Whilst the precise mechanism for cause-and-effect is NOT known further work is needed to elucidate the mechanisms of action at hepatic, skeletal-muscle, adipocyte, beta-cell, and mitochondrial levels that could impair insulin action and glucose homeostasis. There is certainly no evidence to support statin worsening insulin resistance nor evidence to suggest increasing risk via accelerated oxidised LDL due to statin.

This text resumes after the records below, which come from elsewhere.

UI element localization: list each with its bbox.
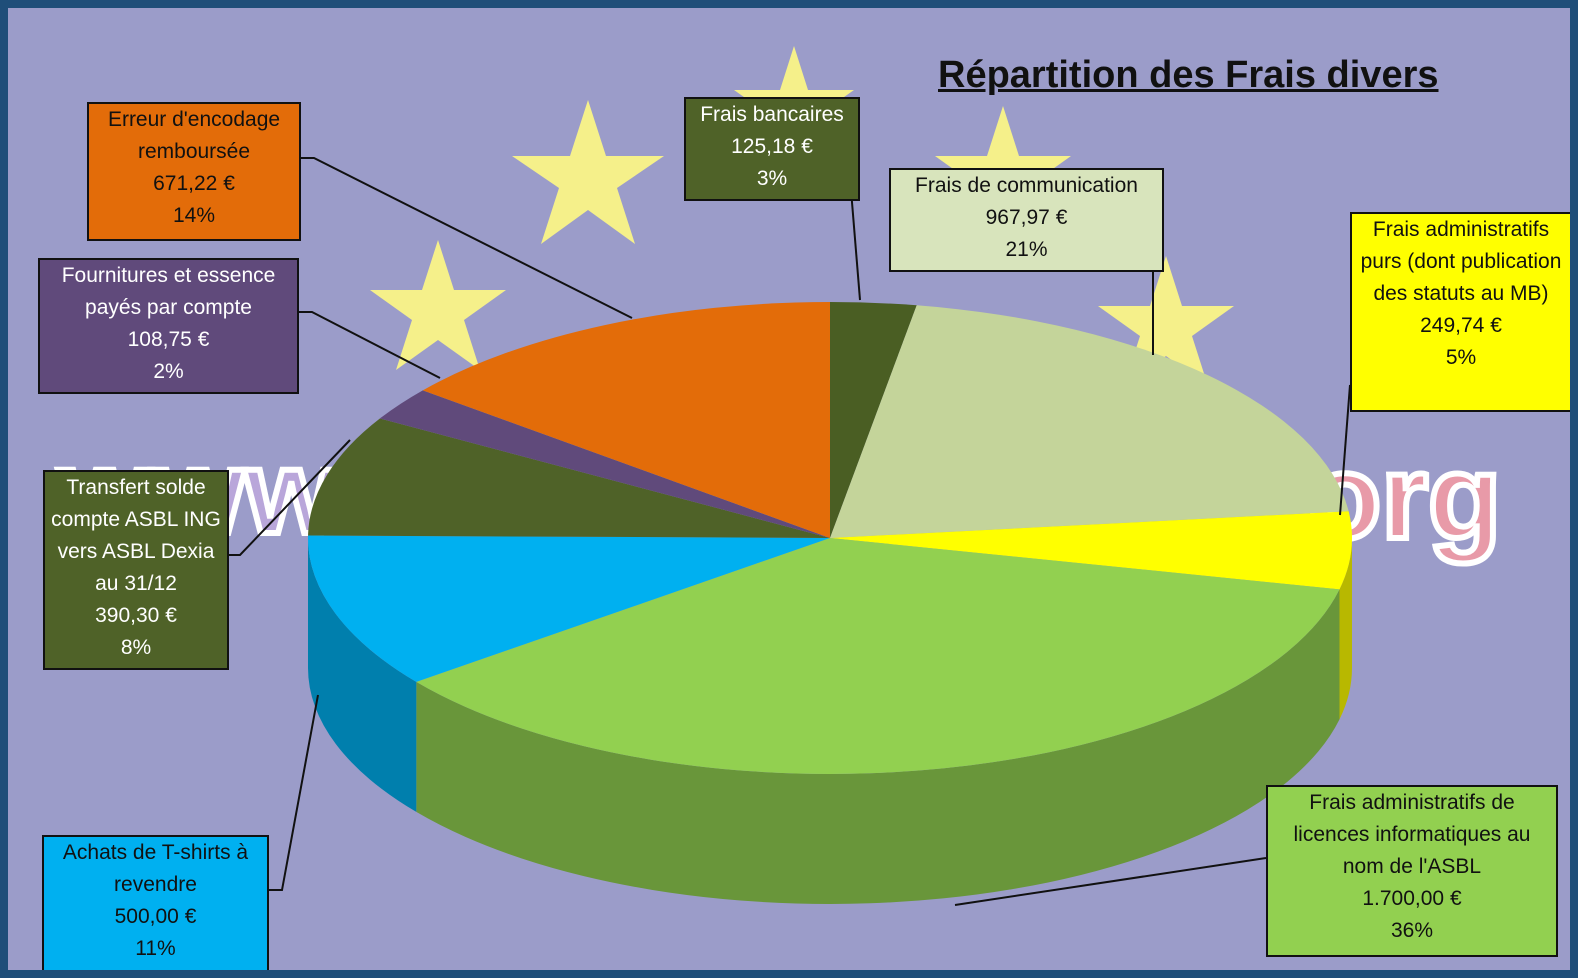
data-label: Frais de communication 967,97 € 21% [889,168,1164,272]
label-name: Transfert solde compte ASBL ING vers ASB… [51,476,221,595]
value-label: 500,00 € [114,905,197,928]
value-label: 1.700,00 € [1362,887,1462,910]
slice-top [308,535,830,682]
leader-line [954,857,1267,906]
slice-top [830,302,917,538]
percent-label: 2% [153,360,184,383]
percent-label: 11% [135,937,176,960]
percent-label: 3% [756,167,788,190]
data-label: Transfert solde compte ASBL ING vers ASB… [43,470,229,670]
label-name: Achats de T-shirts à revendre [62,841,249,896]
value-label: 390,30 € [95,604,177,627]
data-label: Frais bancaires 125,18 € 3% [684,97,860,201]
slice-top [416,538,1340,775]
chart-title: Répartition des Frais divers [938,54,1439,96]
leader-line [850,189,861,301]
data-label: Frais administratifs purs (dont publicat… [1350,212,1570,412]
slice-top [422,302,830,538]
data-label: Fournitures et essence payés par compte 1… [38,258,299,394]
data-label: Frais administratifs de licences informa… [1266,785,1558,957]
value-label: 249,74 € [1420,314,1502,337]
leader-line [299,311,441,379]
slice [308,535,830,812]
label-name: Frais de communication [915,174,1138,197]
data-label: Erreur d'encodage remboursée 671,22 € 14% [87,102,301,241]
value-label: 671,22 € [153,172,235,195]
label-name: Frais administratifs purs (dont publicat… [1360,218,1562,305]
slice [830,511,1352,720]
slice [308,418,830,538]
slice [830,305,1349,538]
percent-label: 21% [1005,238,1048,261]
slice-side [1339,538,1352,720]
leader-line [301,157,633,319]
label-name: Frais bancaires [700,103,844,126]
percent-label: 8% [120,636,152,659]
slice-side [416,589,1340,904]
slice [422,302,830,538]
slice [379,390,830,538]
label-name: Frais administratifs de licences informa… [1293,791,1531,878]
percent-label: 5% [1445,346,1477,369]
value-label: 967,97 € [985,206,1068,229]
slice [830,302,917,538]
leader-line [269,694,319,891]
value-label: 108,75 € [127,328,210,351]
slice-top [379,390,830,538]
slice [416,538,1340,904]
slice-side [308,538,417,812]
slice-top [308,418,830,538]
slice-top [830,511,1352,590]
slice-top [830,305,1349,538]
leader-line [229,439,351,556]
value-label: 125,18 € [731,135,813,158]
percent-label: 14% [172,204,216,227]
label-name: Fournitures et essence payés par compte [61,264,276,319]
leader-line [1339,384,1351,516]
label-name: Erreur d'encodage remboursée [107,108,281,163]
percent-label: 36% [1390,919,1434,942]
data-label: Achats de T-shirts à revendre 500,00 € 11% [42,835,269,970]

The bottom line is a fairly simple, straightforward clinical message. Even in a lower-risk primary-prevention population, the cardiovascular benefits of statin therapy outweigh the diabetes hazard, even among those with highest risks for diabetes (metabolic syndrome).
With the incredible benefit and low NNT in secondary prevention the risk-benefit ratio greatly favors benefit in treating patients to goal (generally LDL < 1.8 and ApoB/ ApoA1 0.3- 0.5) with high potency high dose statin therapy.
In other words the clinical RELEVANCE of new onset of diabetes mellitus with statin therapy is minimal as the benefit of major cardiac event reduction outweighs any proposed negative effect of the diabetes.